Sunday, November 14, 2004

They should release dogs without bumholes.

I say this as I look at my sausage dog (L-O-L-A Lola, like the Kinks song) lying beside me, placid and sweet as she snoozes infront of the heater. I know that any moment now, when she is sufficiently relaxed, her anal glands (yes, unlike humans, dogs have anal glands - they do the same job as the hose does on slip 'n slide-type water toys) will let out the most acerbic, nauseating, haunting stench, to which my only response will be to gag and rush her outside in a flurry of repulsion. You'll be patting her, cooing at her, she'll look rumpled and sleepy - and then, she skunks. It's really quite a barrier in our relationship. Kind of like how Buffy and Angel could never get together, lest Angel experience total happiness and then... Well, I didn't watch the show.

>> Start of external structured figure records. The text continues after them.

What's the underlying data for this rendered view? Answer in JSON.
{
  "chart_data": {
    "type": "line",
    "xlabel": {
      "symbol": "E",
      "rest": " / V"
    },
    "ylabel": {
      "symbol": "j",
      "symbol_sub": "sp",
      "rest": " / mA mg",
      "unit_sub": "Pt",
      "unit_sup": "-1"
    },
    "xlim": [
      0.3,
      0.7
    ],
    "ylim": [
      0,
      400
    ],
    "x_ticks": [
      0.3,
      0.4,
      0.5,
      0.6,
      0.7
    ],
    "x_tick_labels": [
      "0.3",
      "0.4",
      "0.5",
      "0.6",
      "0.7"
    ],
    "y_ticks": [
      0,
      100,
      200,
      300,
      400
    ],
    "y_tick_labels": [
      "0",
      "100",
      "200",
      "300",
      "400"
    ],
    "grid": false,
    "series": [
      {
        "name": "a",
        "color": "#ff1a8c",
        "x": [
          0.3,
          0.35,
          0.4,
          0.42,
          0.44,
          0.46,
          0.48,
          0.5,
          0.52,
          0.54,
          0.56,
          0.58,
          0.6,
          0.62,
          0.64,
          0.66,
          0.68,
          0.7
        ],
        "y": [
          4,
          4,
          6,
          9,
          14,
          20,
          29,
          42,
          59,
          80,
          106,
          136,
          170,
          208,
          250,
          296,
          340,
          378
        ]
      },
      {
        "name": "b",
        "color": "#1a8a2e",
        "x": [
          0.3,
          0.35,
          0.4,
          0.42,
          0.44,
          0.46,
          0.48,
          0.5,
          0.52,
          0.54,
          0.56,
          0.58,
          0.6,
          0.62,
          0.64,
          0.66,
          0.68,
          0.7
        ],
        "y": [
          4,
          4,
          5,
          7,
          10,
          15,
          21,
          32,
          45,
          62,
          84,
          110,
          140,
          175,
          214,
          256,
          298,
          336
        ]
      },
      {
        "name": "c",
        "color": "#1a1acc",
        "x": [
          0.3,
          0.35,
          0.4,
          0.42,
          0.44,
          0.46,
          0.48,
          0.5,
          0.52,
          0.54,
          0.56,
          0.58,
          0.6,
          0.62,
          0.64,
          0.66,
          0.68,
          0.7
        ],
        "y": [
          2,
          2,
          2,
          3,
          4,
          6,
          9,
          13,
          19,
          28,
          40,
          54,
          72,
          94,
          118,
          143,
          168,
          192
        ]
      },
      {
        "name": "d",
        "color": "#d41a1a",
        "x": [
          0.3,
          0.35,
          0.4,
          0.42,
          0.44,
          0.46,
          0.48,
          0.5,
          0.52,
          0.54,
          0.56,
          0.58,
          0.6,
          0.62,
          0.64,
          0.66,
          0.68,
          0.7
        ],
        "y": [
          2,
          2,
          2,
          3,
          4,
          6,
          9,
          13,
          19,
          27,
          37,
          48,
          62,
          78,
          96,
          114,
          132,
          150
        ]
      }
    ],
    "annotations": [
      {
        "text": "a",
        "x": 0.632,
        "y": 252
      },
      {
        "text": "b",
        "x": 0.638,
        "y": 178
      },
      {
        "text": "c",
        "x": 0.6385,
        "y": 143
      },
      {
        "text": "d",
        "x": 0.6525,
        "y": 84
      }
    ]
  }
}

But you know what I'm talking about.

Meanwhile, my other dog, Pip the whippet, has hurt his leg, so he had to wear a bandage last night. He was so cute! Dogs dressed up as humans, it never ceases to amuse. There's nothing like projecting human emotions and attributes onto animals. It's surely the lowest of the low, of course, as far as humour is concerned. Even so, I do indulge in this low-brow activity. Like this calendar I saw once in Borders, which had pictures of frogs with hats on - I titter everytime I think of it. Heheh... one was wearing a floral dress, too. Ahh, stupid-looking frogs. Pure gold.

(I would post about something other than my dogs, but they're really all I have at the moment.)